Он слушал молча, не удостоив девушку ни взглядом, ни звуком, ни жестом. Лишь когда кончила она, поднял на нее усталые, смиренные глаза, сказал со вздохом:
- Эх, дочка, руки-то у меня две всего, вот они, видишь, и всего два глаза. Не все сразу ухватишь. За всем не уследишь. А люди у меня в совхозе разные: и партизаны бывшие и полицаи. И сознательность разная. Яловец, к примеру, скотина. Разве не знаем? Знаем. Сажали деревья вдоль дороги каждую весну и осень. А зимой и летом ломали. Гонят стадо, остановится корова у такого деревца, почешется - расшатает, сломает, погнет. А коза, та вовсе доконает. Эта жрет все подчистую. Сирень Балалайкины козы изничтожили. Есть тут у нас деятель один - Станислав Балалайкин. Корову держать не может, хоть с сеном у нас и неплохо. Коз развел. Лодырь. Все пропивает. На пару с женой пьют. Знаю: для коз своих ветки заготавливают в гаю. Один раз сам в гаю застал, рубит молодняк. "Ты что, говорю, подлец, делаешь? Зачем губишь деревья?" А он мне как ни в чем не бывало: "Для коз, товарищ директор". - "Ты ж, говорю, сена накосил бы своим козам". - "Сено, отвечает, само собой. А это грубый корм. Козий организм веток требует". Вот что это за скотина. А пользы от нее никакой, один вред выходит от такой твари. Сирень возле школы какая была богатая. Обкорнали.
- Зачем тогда разводят коз, раз от них пользы нет?
- Лодыри разводят. Корова ухода требует. А коза неприхотлива. Живет побирушкой. Истреблять надо эту тварь, как волка. И все тут. Иначе никакой от них жизни… Ругал я, предупреждал. Думаете, помогло? Как бы не так. Что остается делать? Штраф? Так он и без того гол, как сокол, - вся зарплата в бутылку вылетает.
- А разве нельзя с пьяницами бороться?
- Боремся. Есть таких у меня отчаянных пьяниц человек шесть. Гвардия алкогольная. Я уже на свой страх и риск приказал главбуху выдавать зарплату этих "гвардейцев" их женам. А у Балалайкина и жена не отстает от мужа. Вот тут и кумекай.

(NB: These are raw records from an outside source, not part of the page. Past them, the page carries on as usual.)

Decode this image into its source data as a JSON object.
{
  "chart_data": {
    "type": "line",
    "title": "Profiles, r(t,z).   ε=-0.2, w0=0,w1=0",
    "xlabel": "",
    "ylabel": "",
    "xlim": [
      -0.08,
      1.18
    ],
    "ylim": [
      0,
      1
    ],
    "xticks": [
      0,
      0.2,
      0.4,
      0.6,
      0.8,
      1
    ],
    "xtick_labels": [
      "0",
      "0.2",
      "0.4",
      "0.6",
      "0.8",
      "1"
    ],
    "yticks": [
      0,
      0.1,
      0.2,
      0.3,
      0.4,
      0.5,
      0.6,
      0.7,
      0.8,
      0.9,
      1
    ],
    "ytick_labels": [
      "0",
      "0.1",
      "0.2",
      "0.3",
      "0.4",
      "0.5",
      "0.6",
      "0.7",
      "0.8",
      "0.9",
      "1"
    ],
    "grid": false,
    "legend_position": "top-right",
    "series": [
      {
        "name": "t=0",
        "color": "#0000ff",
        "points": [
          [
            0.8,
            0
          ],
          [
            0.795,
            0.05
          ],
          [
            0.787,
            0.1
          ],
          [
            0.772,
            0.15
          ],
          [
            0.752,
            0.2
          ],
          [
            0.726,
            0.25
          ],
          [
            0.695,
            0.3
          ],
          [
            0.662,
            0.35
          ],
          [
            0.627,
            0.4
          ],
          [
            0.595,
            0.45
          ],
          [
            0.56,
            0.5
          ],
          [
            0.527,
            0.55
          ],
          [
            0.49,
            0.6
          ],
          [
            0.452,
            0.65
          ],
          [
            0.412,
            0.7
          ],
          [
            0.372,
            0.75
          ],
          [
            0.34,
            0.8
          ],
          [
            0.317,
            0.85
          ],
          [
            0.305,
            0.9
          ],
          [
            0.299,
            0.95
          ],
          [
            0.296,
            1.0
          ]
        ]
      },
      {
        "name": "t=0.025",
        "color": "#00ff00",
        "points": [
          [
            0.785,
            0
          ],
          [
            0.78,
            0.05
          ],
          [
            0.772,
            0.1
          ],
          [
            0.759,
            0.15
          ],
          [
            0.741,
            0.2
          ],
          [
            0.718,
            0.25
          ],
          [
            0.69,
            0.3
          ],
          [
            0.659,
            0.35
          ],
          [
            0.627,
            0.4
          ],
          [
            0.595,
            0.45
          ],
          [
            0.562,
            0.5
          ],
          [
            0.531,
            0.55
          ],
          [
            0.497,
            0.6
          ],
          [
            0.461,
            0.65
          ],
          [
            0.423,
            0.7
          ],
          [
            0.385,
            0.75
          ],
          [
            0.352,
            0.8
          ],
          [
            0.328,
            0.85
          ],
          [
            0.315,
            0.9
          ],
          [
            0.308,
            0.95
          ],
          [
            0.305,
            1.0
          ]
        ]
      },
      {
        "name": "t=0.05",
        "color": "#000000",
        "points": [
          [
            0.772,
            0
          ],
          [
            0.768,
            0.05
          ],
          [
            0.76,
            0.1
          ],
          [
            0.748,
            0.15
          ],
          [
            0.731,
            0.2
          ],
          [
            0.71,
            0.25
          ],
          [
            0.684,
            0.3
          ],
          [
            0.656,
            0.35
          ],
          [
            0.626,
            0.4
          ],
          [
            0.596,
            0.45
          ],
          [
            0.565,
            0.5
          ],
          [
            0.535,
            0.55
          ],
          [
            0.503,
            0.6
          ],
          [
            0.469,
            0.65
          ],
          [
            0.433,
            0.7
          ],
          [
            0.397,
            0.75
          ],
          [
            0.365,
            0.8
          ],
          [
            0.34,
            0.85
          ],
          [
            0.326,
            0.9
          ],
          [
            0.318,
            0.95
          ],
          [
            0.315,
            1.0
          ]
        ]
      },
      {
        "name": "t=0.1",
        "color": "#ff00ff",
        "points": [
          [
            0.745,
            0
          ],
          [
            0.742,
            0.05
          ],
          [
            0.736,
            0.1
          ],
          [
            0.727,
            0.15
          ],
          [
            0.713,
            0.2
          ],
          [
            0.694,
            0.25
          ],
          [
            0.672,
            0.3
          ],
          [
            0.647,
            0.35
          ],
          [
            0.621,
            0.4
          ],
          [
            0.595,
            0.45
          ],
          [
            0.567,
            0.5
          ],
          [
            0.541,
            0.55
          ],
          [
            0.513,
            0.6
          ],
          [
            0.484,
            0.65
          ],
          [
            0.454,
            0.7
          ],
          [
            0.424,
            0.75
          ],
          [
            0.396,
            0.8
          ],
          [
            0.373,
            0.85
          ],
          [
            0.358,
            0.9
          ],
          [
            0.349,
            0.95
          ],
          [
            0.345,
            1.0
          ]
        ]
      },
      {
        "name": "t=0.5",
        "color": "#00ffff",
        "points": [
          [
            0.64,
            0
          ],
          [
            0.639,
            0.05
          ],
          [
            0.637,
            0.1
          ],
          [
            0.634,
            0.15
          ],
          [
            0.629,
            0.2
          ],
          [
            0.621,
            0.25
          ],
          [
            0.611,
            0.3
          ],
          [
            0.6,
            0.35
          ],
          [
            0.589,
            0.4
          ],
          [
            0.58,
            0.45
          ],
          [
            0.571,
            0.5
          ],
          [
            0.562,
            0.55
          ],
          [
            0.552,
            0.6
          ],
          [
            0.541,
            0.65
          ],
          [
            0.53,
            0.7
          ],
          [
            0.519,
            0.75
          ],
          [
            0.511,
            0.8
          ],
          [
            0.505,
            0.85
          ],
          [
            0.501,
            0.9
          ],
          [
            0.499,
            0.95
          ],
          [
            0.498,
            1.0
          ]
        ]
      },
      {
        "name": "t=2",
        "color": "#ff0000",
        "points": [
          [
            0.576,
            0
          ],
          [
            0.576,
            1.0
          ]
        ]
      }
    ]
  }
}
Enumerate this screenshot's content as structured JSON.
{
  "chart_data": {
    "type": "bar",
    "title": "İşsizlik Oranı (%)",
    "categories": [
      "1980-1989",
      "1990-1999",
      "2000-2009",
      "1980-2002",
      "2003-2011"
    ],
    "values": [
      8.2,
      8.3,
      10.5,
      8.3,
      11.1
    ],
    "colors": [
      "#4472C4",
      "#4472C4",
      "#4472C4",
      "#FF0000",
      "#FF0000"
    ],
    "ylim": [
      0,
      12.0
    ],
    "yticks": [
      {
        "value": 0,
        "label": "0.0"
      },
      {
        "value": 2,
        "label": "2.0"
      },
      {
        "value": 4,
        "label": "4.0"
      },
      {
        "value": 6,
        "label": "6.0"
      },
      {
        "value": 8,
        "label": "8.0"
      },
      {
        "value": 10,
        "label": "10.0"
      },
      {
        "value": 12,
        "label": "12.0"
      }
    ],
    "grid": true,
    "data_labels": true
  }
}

Он поднялся со стула, не простясь ушел.
Федя Незабудка поднимал зябь, по восемнадцать часов не слезал с трактора, по две с половиной, а то и по три с половиной нормы давал за смену. Ребята удивлялись: не бес ли в нем сидит? В поле за ним не угонишься - трактор идет на большой скорости, будто разгоряченный конь, а Федя, сбив кепку на затылок и обнажив гладкий, круглый лоб, резко очерченный уже наполовину отросшей цыганской шевелюрой, с веселым задором смотрит в горизонт и поет, поет беспрестанно, как долгоиграющая пластинка с набором популярных песен. Другие трактористы делают остановки-перекуры, на обед, как положено, прекращают работу, только один Федя неистовствует в поле, даже обедает на ходу, всухомятку - кусок сала да кусок черного хлеба.